It can feel dreadful to think about closing a business, especially when one considers the work put into growing a company. Additionally, a business closing impacts not only the owner financially but also the local economy, clients and their employees and contractors.
However, there are things a business owner can do to protect their business and position themselves as an authority during trying times. As an expert in business strategy, I specialize in helping brands market to their top-tier audience and earn more for their offerings. So in this piece, I’ve outlined how you might consider doing this during a crisis:
Get back to the basics.
First, I encourage leaders to go back to the basics and ensure they have their target market niche clearly outlined and defined. Then you can begin to focus on your top-level market audience. Every market has different tiers. In times of uncertainty, I’ve found that your top-tier audience is typically the group that’s still interested in investing. If that tier can be served, it will help leave breathing room for your business to later make offers to your mid-tier and lower-tier audience.
To clearly outline and define your target market niche, take time to write out a client avatar. This includes your client’s age, hobbies, marital status, family size, typical careers and more. Write out what they typically read, where they shop and how they present themselves in this world.
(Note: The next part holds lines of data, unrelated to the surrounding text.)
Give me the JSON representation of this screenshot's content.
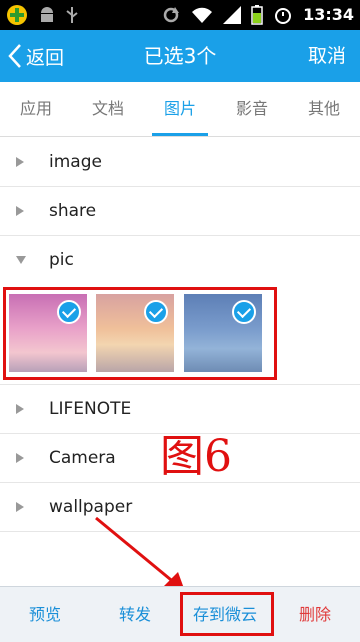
{
  "status_bar": {
    "time": "13:34"
  },
  "header": {
    "back_label": "返回",
    "title": "已选3个",
    "cancel_label": "取消"
  },
  "tabs": [
    {
      "label": "应用",
      "active": false
    },
    {
      "label": "文档",
      "active": false
    },
    {
      "label": "图片",
      "active": true
    },
    {
      "label": "影音",
      "active": false
    },
    {
      "label": "其他",
      "active": false
    }
  ],
  "folders": [
    {
      "name": "image",
      "expanded": false
    },
    {
      "name": "share",
      "expanded": false
    },
    {
      "name": "pic",
      "expanded": true
    },
    {
      "name": "LIFENOTE",
      "expanded": false
    },
    {
      "name": "Camera",
      "expanded": false
    },
    {
      "name": "wallpaper",
      "expanded": false
    }
  ],
  "selected_count": 3,
  "annotation": "图6",
  "bottom_bar": {
    "preview_label": "预览",
    "forward_label": "转发",
    "save_cloud_label": "存到微云",
    "delete_label": "删除"
  },
  "colors": {
    "accent": "#1aa0e8",
    "annotation_red": "#e01010",
    "delete_red": "#e03b3b"
  }
}
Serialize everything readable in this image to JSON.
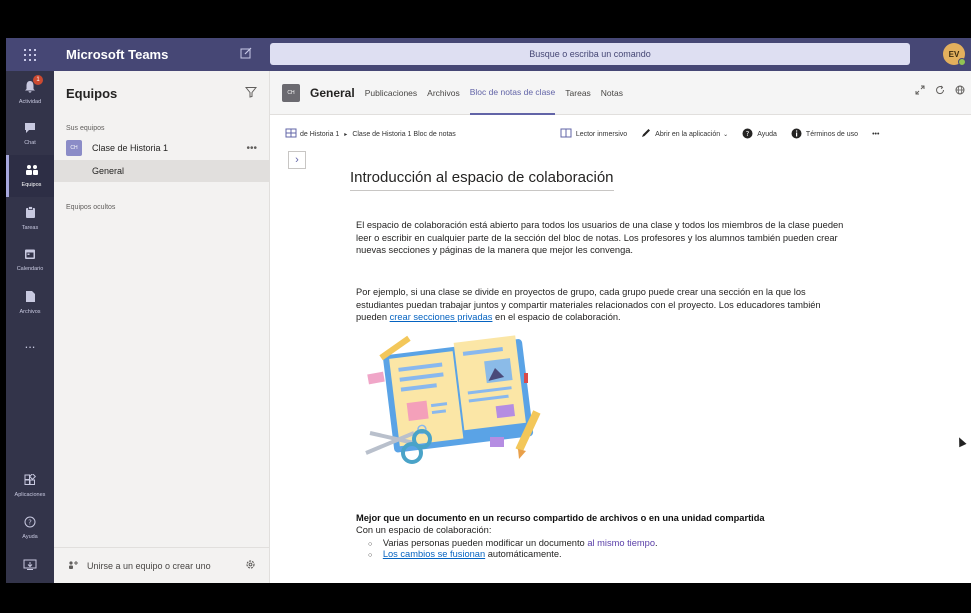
{
  "app": {
    "title": "Microsoft Teams",
    "search_placeholder": "Busque o escriba un comando",
    "avatar_initials": "EV"
  },
  "rail": {
    "items": [
      {
        "label": "Actividad",
        "icon": "bell-icon",
        "badge": "1"
      },
      {
        "label": "Chat",
        "icon": "chat-icon"
      },
      {
        "label": "Equipos",
        "icon": "teams-icon"
      },
      {
        "label": "Tareas",
        "icon": "tasks-icon"
      },
      {
        "label": "Calendario",
        "icon": "calendar-icon"
      },
      {
        "label": "Archivos",
        "icon": "files-icon"
      },
      {
        "label": "...",
        "icon": "more-icon"
      }
    ],
    "bottom": [
      {
        "label": "Aplicaciones",
        "icon": "apps-icon"
      },
      {
        "label": "Ayuda",
        "icon": "help-icon"
      }
    ]
  },
  "panel": {
    "title": "Equipos",
    "section_label": "Sus equipos",
    "team": {
      "initials": "CH",
      "name": "Clase de Historia 1"
    },
    "channel": "General",
    "hidden_label": "Equipos ocultos",
    "footer": "Unirse a un equipo o crear uno"
  },
  "channel_header": {
    "initials": "CH",
    "title": "General",
    "tabs": [
      "Publicaciones",
      "Archivos",
      "Bloc de notas de clase",
      "Tareas",
      "Notas"
    ]
  },
  "onenote_bar": {
    "crumb_left": "de Historia 1",
    "crumb_right": "Clase de Historia 1 Bloc de notas",
    "tools": [
      "Lector inmersivo",
      "Abrir en la aplicación",
      "Ayuda",
      "Términos de uso",
      "•••"
    ]
  },
  "page": {
    "title": "Introducción al espacio de colaboración",
    "para1": "El espacio de colaboración está abierto para todos los usuarios de una clase y todos los miembros de la clase pueden leer o escribir en cualquier parte de la sección del bloc de notas. Los profesores y los alumnos también pueden crear nuevas secciones y páginas de la manera que mejor les convenga.",
    "para2_pre": "Por ejemplo, si una clase se divide en proyectos de grupo, cada grupo puede crear una sección en la que los estudiantes puedan trabajar juntos y compartir materiales relacionados con el proyecto. Los educadores también pueden ",
    "para2_link": "crear secciones privadas",
    "para2_post": " en el espacio de colaboración.",
    "subtitle": "Mejor que un documento en un recurso compartido de archivos o en una unidad compartida",
    "subline": "Con un espacio de colaboración:",
    "bullet1_pre": "Varias personas pueden modificar un documento ",
    "bullet1_hl": "al mismo tiempo",
    "bullet1_post": ".",
    "bullet2_hl": "Los cambios se fusionan",
    "bullet2_post": " automáticamente."
  }
}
Once you are clear on your niche audience, then start to look at their typical socioeconomic status. (Note that if you’re able to identify their typical career path, it will help you define their socioeconomic status.) From that point, you can work on identifying what the top-tier market looks like, and then you can be hyper-specific with differentiating the tiers in minute details.
As you do this, remember that it is imperative to be sensitive to your audience’s needs. Make an effort to understand their pain points. If you are aware of what makes your audience tick, you can successfully avoid aggravating their pain points and instead enhance your ability to help serve them.
Brainstorm how you can offer more value to your clients.
Next, brainstorm your offerings and what you can bring to the table that is deeply transformative and will help support your audience during hardship, whether that’s in health, wellness, business or a plethora of other spaces. Ensure your business is set up so that servings and offerings are at the highest level.
In order to ensure your business is set up for this, make a list of all your businesses’ strengths. Then make a list of all your business’s weaknesses. Finding its core strengths and weaknesses allows you to plan for the future, know what you can emphasize and utilize, and see where you need to improve.
During periods of normalcy, I often encourage my clients to also think about the following scenario: If a client came to you and said, “I have a check for $100,000 that I need to spend by the end of the month,” what would you offer them as a service? How would that service offering transform the lives and business of the client? What specifically would the business do for the client, and what would the client’s testimonial be after all was done?
These questions allow you to continue to narrow down how your client thinks and feels. This allows you to make your offering more personal and ensure you’re creating an offering that will actually help your customers.
You can still practice this exercise during a crisis, but it’s more important than ever to ensure your offerings are genuine and keep empathy top of mind. Owners working through this need to be cautious, not just turn anything and everything into a high-end offer. Instead, they need to think through what would truly transform a client’s business or life and help through challenging times.
Additionally, to be crystal clear, offering this to an audience shouldn’t come across as greedy or opportunistic. Your goal is to service a specific audience market that needs grace and goodwill, as well as give a level of expertise and guidance that is rarely seen, especially in times like these.
To avoid appearing greedy or opportunistic, know the language that your client uses to describe things. Speaking their language helps you become familiar with them.
Finally, consider ways you can pay any purchases forward, such as donating a portion of your sales to a charity.
When a business remains solvent and thriving, their teams can remain intact and possibly even grow. If the income of a business is protected, then the work is protected and jobs are safe. And, when a business’s employees are protected, their clients are served and protected as well, thus creating a cycle of economic wealth. This also allows for a business to give back through a multitude of avenues.